In his recent commencement address, the President of Christendom College, Dr. O’Donnell, reflected that everyone has his “Galilee”, a place where he connected with God in a new, deeper way, and which always remains a special part of one’s spiritual life, whether in memory or in regular visitation. With my recent relocation from my beach home to Christendom’s mountain-surrounded campus, this quote has been on my mind constantly. Though I had never heard it phrased that way before, I have always had a special, spiritual connection to the ocean; when I felt upset, confused, or lost I would walk down to the water’s edge, sit on the dock with my feet in the water, and simply breath while taking in the beauty of the world around me. And every time I went to seek God at the ocean’s edge, He came to meet me there. As I sat there, the colors and details of the world would transform before my eyes, and Hopkins’ great words “The world is charged with the grandeur of God” would spring to my lips as He shone through His creation.
But now I am in a new place, removed from the loving support of family and the calming power of the waves. And though I miss my family acutely, the thing which surprises me the most is how much I miss the ocean. Throughout literature the ocean has been figuratively portrayed in spiritual ways, and a wide variety of people often come to its shores seeking release from anxiety, worry, or stress, thus I know I am not the only one to hold the great body of water responsible for both relieving and producing spiritual restlessness. Despite this, I still wondered if being discontent, despite being surrounded by a different but equally majestic type of beauty, was a problem.
I was still struggling with this when Dr. O’Donnell gave his address, saying “Everyone has a Galilee, where you first sensed that He was real and He was true.” In that moment I knew God had answered my question perfectly. As Hopkins repeatedly points out in his poetry, God has made Himself present through nature in a very powerful way. The Catechism affirms this, saying “Because creation comes forth from God’s goodness, it shares in that goodness- ‘And God saw that it was good…very good’– for God willed creation as a gift addressed to man, an inheritance designed for and entrusted to him” (CCC 299). Thus, it is natural — and even expected — that humans would connect to and feel drawn towards different aspects of creation in a way that transcends basic appreciation.

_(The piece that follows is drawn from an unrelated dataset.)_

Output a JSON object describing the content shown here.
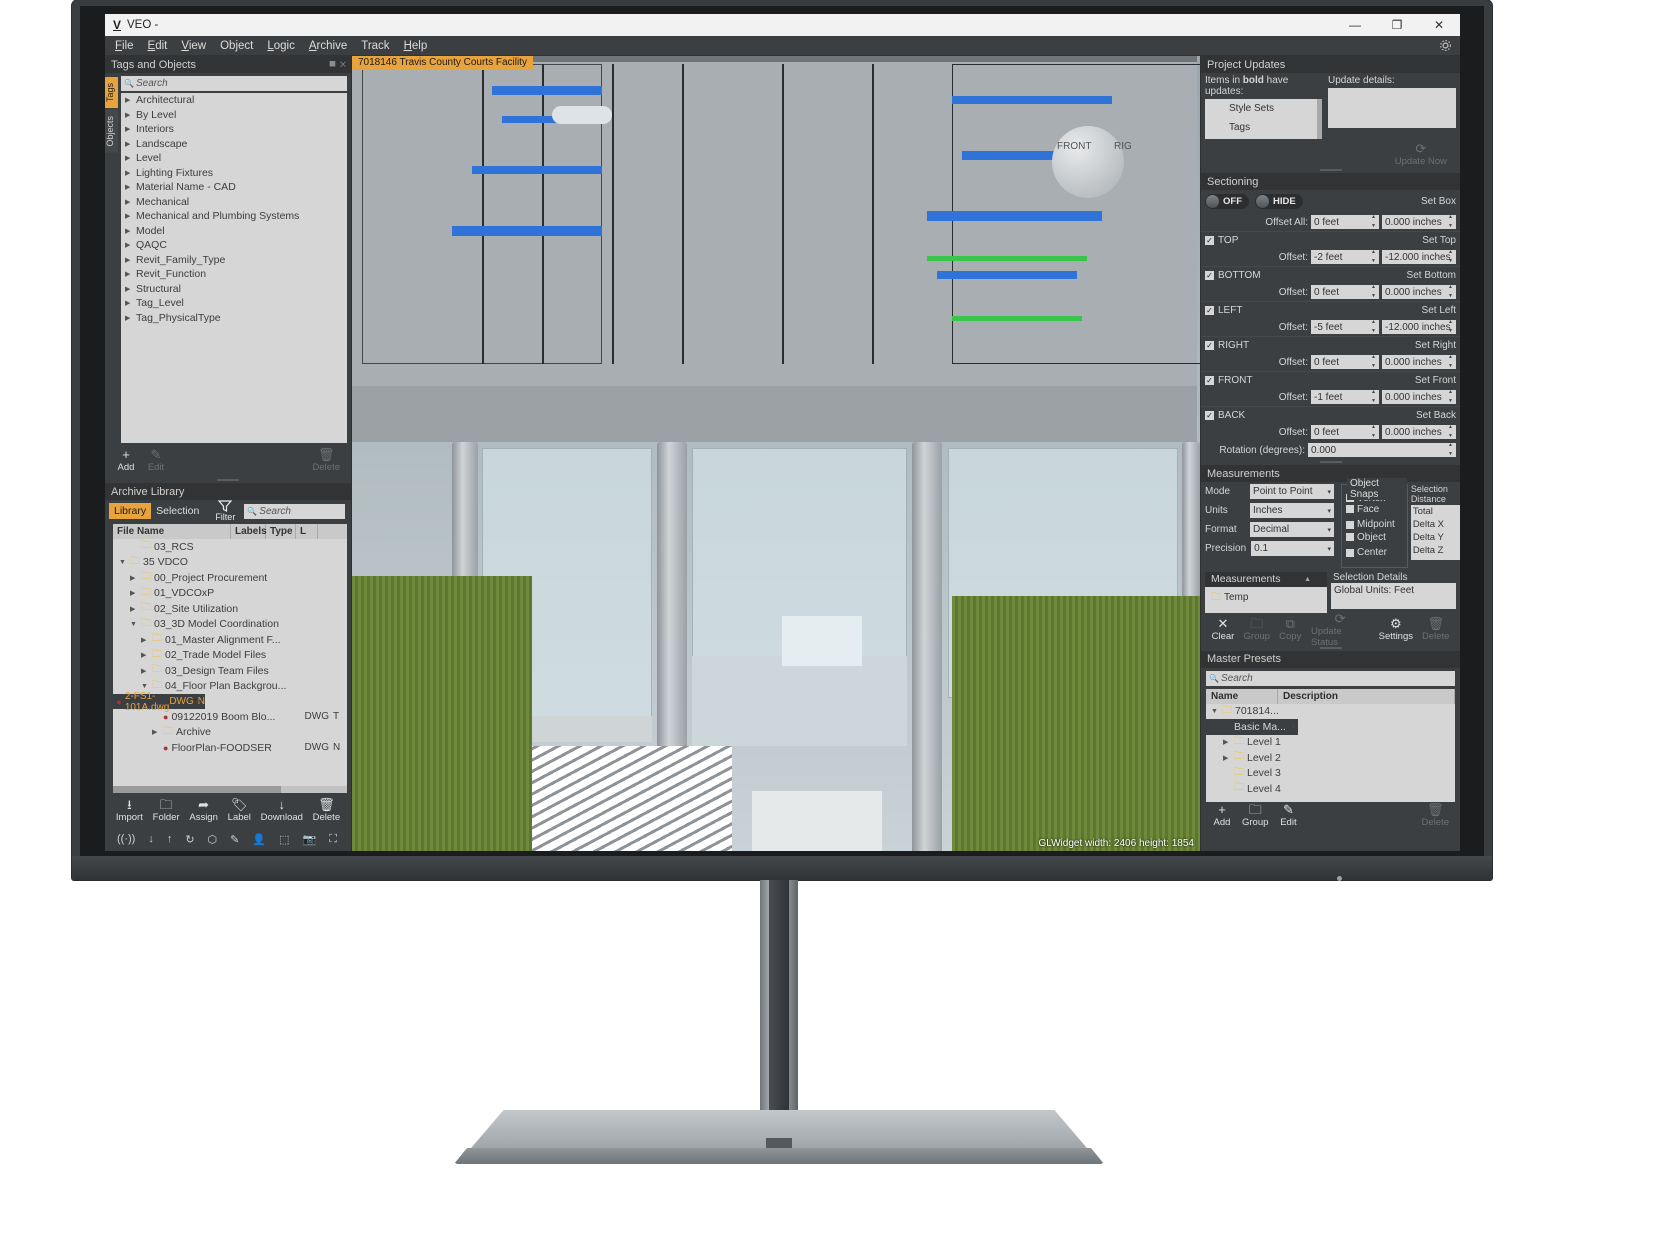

In fact, God meant for people to connect with Him through their surroundings, as nature is His gift to us. We were meant to be in communion with Him in every aspect of our lives, and if the world which surrounded us did not contribute towards bringing us closer to Him, there would be no point in being able to see, feel, or appreciate it. Pope Blessed John Paul II went so far as to write that nature should be a “master” and “guardian” in our lives in the encyclical Redemptor Hominis, saying: “Man often seems to see no other meaning in his natural environment than what serves for immediate use and consumption. Yet it was the Creator\’s will that man should communicate with nature as an intelligent and noble \’master\’ and \’guardian,\’ and not as a heedless \’exploiter\’ and \’destroyer\’…\” And just as certain songs or particular people can create more emotion within someone than others, there are going to be vistas which appeal to the very core of one’s being in a way nothing else can, simultaneously meriting our awe while demanding respect, for the creation and the Divine Creator.
So while it is important to remain open to new experiences, to encountering God in new places, I understand now that while I may never connect to the mountains in the same way as the sea, God is truly present in every aspect of His creation, and will always come to meet me, if only I come halfway.